Deep Learning Methods Review.
Neural networks as a modeling technique, have been around for a few decades. The fundamental unit of a neural network is a node, which is loosely based on the biological brain neuron. The connections between neurons are also modeled on biological brains, as is the way these connections develop by training.
In the mid-1980s and early 1990s, many important architectural advancements were made, still, the amount of time and data needed to get good results slowed adoption. In the early 2000s, computational power reached the level required for mass adoption. Since then, several deep learning algorithms have been widely introduced in various application domains. Today the usage of deep learning has become essential due to accuracy and robustness. Deep learning methods very fast emerged and expanded applications in various scientific and engineering domains. Health informatics, energy, urban informatics, safety, security, hydrological systems modeling, economics, bioinformatics, and computational
mechanics have been among the early application domains of deep learning. Below you can find a list of the most popular deep learning algorithms, along with example applications.
Convolutional neural network (CNN)
CNN is one of the most popular architectures. This technique is very often employed for image processing. CNN contains three types of layers with different convolutional, pooling, and fully connected layers. In each CNN, there are two stages for the training process, the
feed-forward stage, and the back-propagation stage. The widely known CNN applications are ZFNet, GoogLeNet, VGGNet, AlexNet, ResNet. Being known for image processing, the
literature includes other application domains like energy, computational mechanics, electronics systems, remote sensing, etc.

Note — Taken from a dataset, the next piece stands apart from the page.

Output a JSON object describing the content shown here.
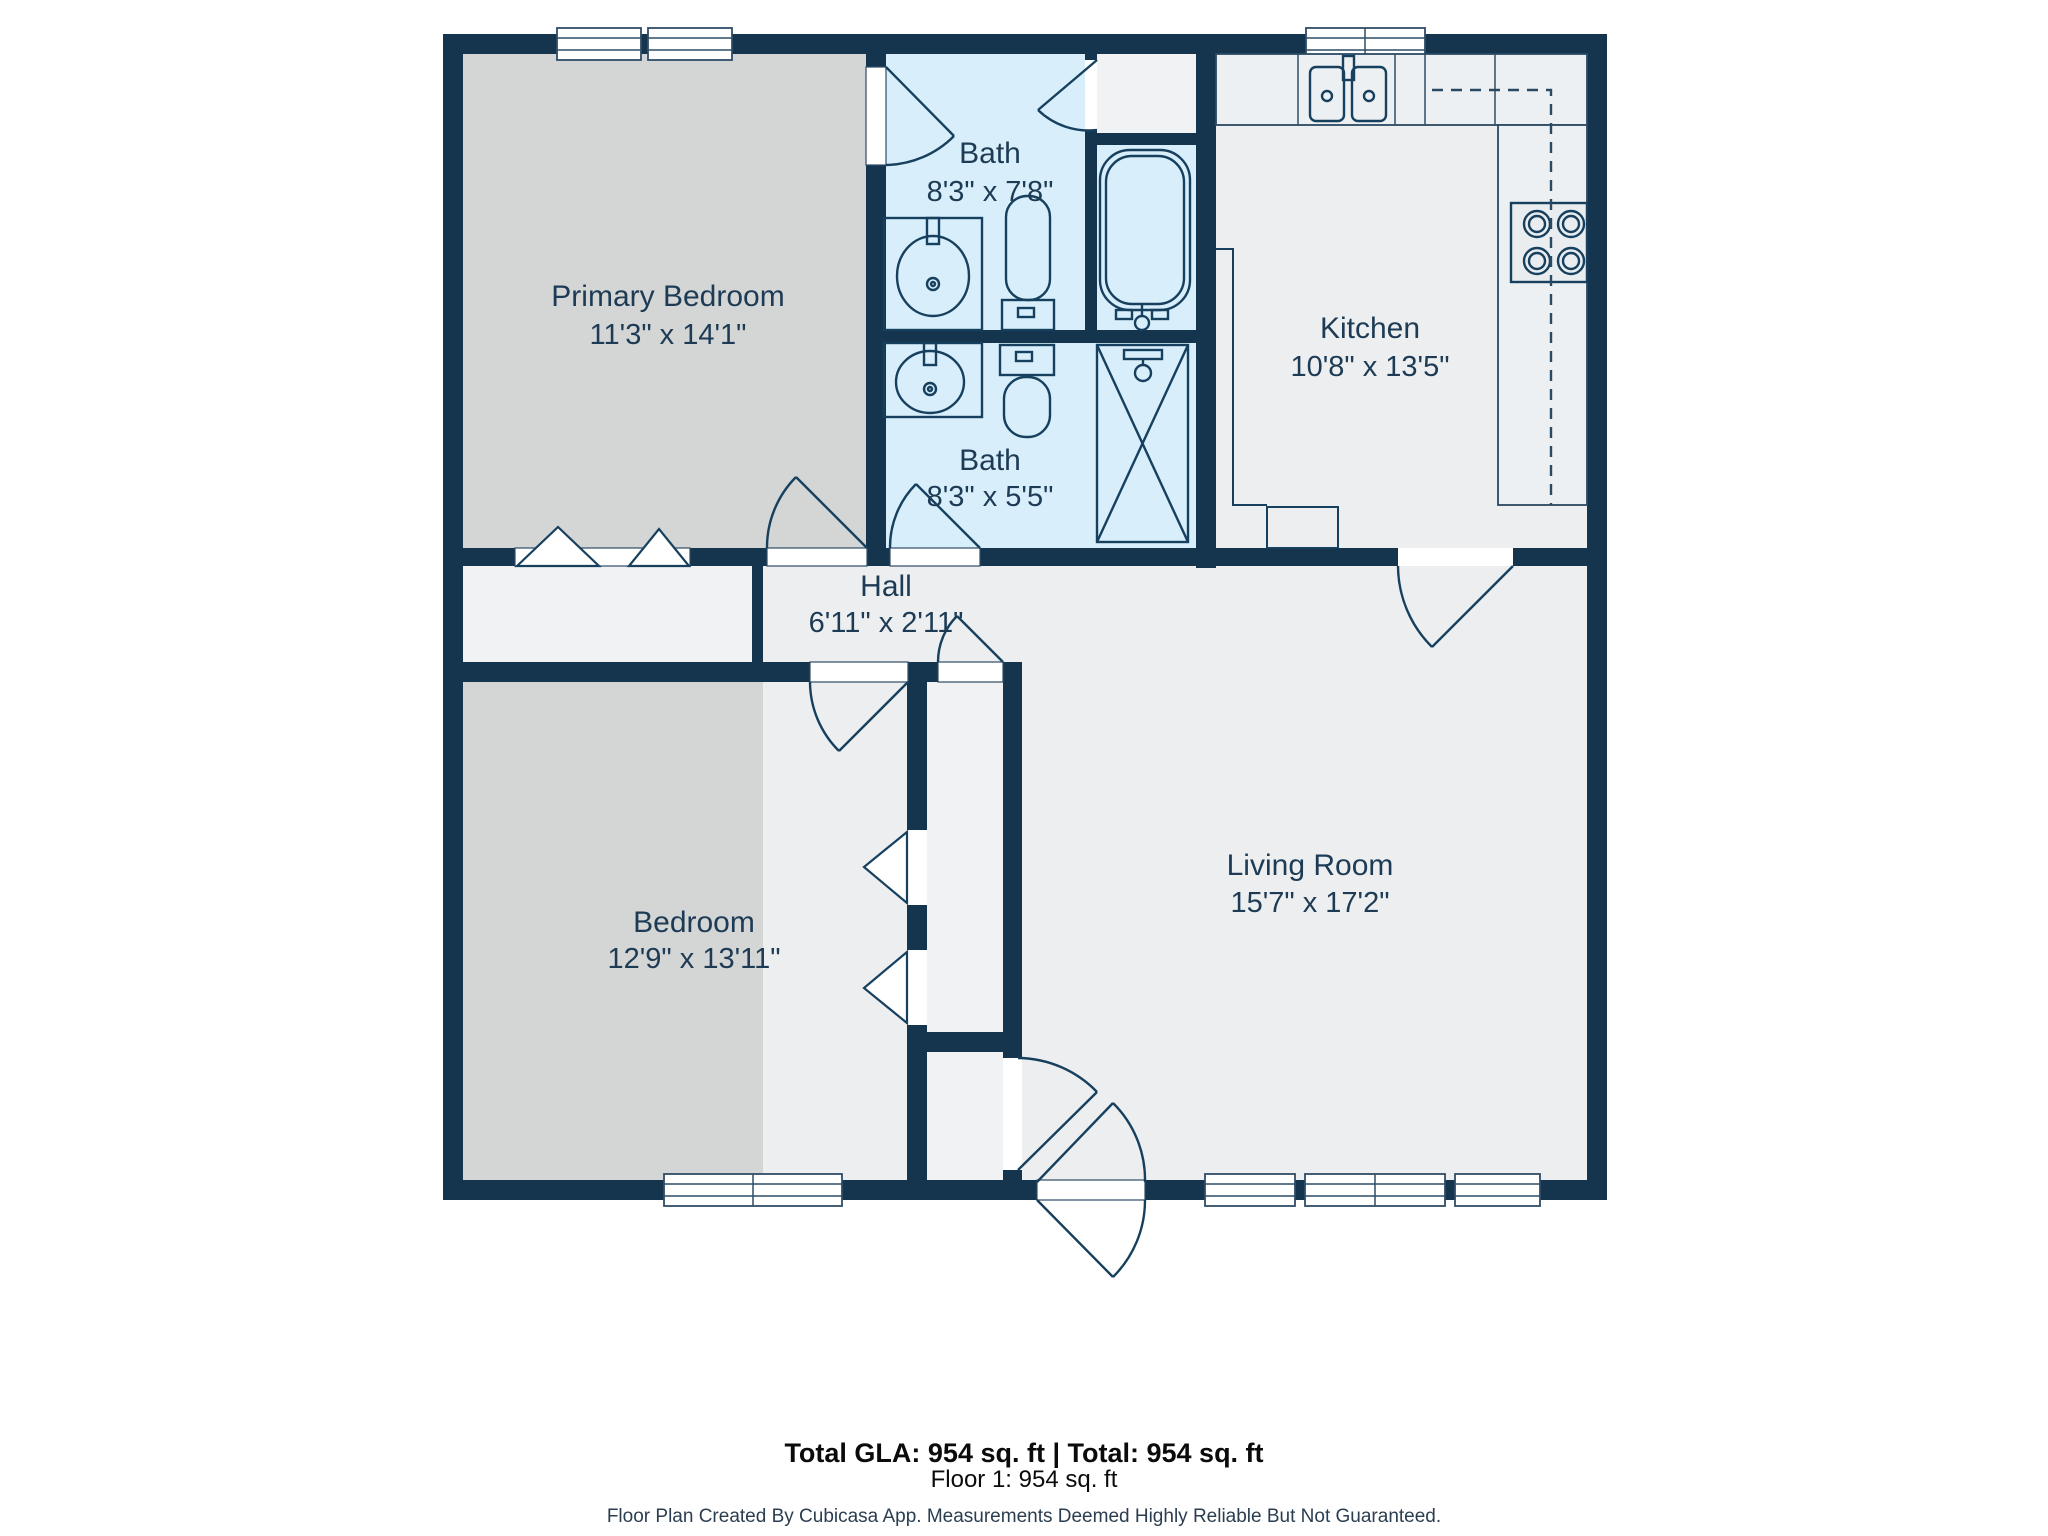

Recurrent neural networks (RNN)
RNN is was designed to recognize sequences and patterns such as speech, handwriting, etc. It benefits cyclic connections in the structure which employ recurrent computations to sequentially process the input data. RNN is basically a standard neural network that has been extended across time by having edges which feed into the next time step instead of into the next layer in the same time step. Each of the previous inputs data are kept in a state vector in hidden units, and these state vectors are utilized to compute the outputs. RNN is a relatively new architecture, that’s is why the applications have plenty of room for research and exploration. The energy, hydrological prediction, expert systems, navigation, and economics are the current applications reported in the literature.

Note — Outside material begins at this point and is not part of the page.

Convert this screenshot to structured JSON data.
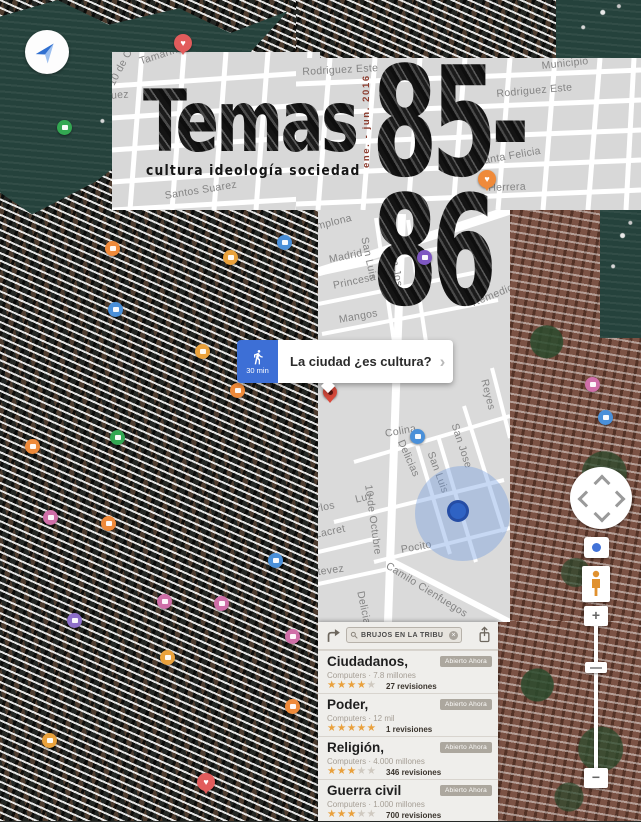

Denoising AutoEncoder (DAE)
DAE has been extended from AE as an asymmetrical neural network for learning features from noisy datasets. DAE consists of three main layers, including input, encoding, and decoding. Stacked Denoising AutoEncoder (SDAE), as an unsupervised algorithm, is generated by the DEA method, which can be employed for nonlinear dimensionality reduction. This method is a type of feed-forward neural network and employs a deep architecture with multiple hidden layers and a pre-training strategy. DEA is slowly starting to be known among researchers as an efficient DL algorithm. DEA has already been used in various application domains with promising results. The energy forecasting, cybersecurity, banking, fraud detection, image classification, and speaker verification are among the current popular applications of DEA.

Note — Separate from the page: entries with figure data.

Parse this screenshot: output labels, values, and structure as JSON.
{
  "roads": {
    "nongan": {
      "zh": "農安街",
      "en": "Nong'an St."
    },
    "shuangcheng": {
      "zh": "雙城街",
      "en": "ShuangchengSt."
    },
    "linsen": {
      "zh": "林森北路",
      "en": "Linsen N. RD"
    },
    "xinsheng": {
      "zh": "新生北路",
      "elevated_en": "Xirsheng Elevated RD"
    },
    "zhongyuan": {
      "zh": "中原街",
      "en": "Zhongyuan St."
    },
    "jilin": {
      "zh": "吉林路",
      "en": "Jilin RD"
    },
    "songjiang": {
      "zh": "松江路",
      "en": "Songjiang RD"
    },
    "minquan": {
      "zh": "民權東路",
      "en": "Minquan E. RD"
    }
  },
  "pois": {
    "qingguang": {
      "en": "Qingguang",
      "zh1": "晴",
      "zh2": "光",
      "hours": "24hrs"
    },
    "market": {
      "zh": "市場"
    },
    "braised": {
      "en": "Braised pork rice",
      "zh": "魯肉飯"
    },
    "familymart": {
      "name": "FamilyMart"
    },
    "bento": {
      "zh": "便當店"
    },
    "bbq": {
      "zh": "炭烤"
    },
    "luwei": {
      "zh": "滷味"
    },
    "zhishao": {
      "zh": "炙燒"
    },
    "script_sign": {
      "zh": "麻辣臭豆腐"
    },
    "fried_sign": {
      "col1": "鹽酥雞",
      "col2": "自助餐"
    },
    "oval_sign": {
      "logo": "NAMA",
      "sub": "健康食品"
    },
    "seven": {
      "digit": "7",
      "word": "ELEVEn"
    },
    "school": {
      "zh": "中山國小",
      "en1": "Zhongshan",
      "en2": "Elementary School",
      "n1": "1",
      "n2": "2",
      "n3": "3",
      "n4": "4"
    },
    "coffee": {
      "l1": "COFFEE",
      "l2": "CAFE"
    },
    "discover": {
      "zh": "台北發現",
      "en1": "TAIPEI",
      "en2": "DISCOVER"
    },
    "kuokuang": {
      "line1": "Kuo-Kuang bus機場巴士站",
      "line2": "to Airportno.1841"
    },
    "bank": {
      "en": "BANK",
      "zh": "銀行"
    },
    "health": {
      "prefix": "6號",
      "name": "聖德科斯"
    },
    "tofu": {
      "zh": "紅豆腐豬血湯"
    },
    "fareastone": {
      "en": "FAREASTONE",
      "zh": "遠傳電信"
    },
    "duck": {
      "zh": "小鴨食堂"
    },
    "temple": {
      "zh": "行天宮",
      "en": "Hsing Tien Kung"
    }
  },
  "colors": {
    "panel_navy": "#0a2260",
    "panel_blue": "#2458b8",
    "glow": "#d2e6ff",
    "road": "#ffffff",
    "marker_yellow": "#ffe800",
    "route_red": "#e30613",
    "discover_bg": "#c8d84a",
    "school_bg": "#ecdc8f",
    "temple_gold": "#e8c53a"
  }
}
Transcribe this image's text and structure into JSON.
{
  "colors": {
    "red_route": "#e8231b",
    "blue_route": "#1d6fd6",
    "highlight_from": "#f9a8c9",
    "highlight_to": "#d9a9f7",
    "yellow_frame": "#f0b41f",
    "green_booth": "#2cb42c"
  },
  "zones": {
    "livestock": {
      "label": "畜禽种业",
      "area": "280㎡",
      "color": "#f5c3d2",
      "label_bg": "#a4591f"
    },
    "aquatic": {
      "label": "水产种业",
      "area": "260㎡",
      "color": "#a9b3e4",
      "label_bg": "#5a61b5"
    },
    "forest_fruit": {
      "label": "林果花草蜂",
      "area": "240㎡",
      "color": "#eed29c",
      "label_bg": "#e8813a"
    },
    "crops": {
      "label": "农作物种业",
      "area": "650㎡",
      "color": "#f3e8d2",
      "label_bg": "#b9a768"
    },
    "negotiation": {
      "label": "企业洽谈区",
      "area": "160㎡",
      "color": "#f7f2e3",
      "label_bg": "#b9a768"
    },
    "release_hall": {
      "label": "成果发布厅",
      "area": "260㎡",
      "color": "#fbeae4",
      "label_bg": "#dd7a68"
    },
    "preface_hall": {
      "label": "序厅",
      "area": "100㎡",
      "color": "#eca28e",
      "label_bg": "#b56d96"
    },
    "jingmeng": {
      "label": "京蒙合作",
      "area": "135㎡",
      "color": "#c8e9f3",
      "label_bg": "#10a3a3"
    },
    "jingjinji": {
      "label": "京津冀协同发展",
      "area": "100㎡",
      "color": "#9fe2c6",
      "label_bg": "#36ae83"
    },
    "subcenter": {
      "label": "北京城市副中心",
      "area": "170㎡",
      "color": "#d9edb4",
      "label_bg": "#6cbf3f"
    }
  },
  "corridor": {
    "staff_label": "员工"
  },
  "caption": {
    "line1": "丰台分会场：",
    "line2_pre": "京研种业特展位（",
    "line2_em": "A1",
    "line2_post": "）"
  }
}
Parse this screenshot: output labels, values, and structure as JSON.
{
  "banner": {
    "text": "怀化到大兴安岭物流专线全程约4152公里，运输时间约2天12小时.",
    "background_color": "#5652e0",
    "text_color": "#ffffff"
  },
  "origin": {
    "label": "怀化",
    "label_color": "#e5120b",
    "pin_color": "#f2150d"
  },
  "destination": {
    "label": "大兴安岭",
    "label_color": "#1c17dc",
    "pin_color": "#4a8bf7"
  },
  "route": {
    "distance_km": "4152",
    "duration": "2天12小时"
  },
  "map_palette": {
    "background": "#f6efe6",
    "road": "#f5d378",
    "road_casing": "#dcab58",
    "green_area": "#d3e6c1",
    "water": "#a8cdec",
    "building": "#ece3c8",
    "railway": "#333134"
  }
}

The deep belief networks (DBNs)
DBNs are employed for high dimensional manifolds learning of data. This method contains multiple layers, including connections between the layers except for connections between units within each layer. DBNs can be considered as a hybrid multi-layered neural network, including directed and undirected connections. DBNs contain restricted Boltzmann machines (RBMs) which are trained in a greedy manner. Each RBM layer communicates with both the previous and subsequent layers. This model is consists of a feed-forward network and several layers of restricted Boltzmann machines or RBM as feature extractors. DBN is one of the most reliable deep learning methods with high accuracy and computational efficiency. Thus, the application domains have been widespread, including exciting applications in a wide range of engineering and scientific problems. Human emotion detection, time series prediction, renewable energy prediction, economic forecasting, and cancer diagnosis have been among the applications.
Long Short-Term Memory (LSTM)
LSTM is an RNN method that benefits feedback connections to be used as a general-purpose computer. This method can of for both sequences and pattern recognition and image processing applications. In general, LSTM contains three central units, including input, output, and forget gates. LSTM can control on deciding when to let the input enter the neuron and to remember what was computed in the previous time step. One of the main strengths of the LSTM is that it decides all these based on the current input itself. LSTM has shown great potential in environmental applications, e.g., geological modeling, hydrological prediction, air quality, and hazard modeling. Due to the generalization abilities of LSTM architecture, it can be suitable for many other applications.
Conclusions
Deep learning methods are fast-evolving. Some of them have advanced to be specialized in a particular application domain. Deep Learning is strongly technique-focused. There are not many explanations for each of the new ideas showing up. Most new ideas came out with experimental results attached to prove that they work.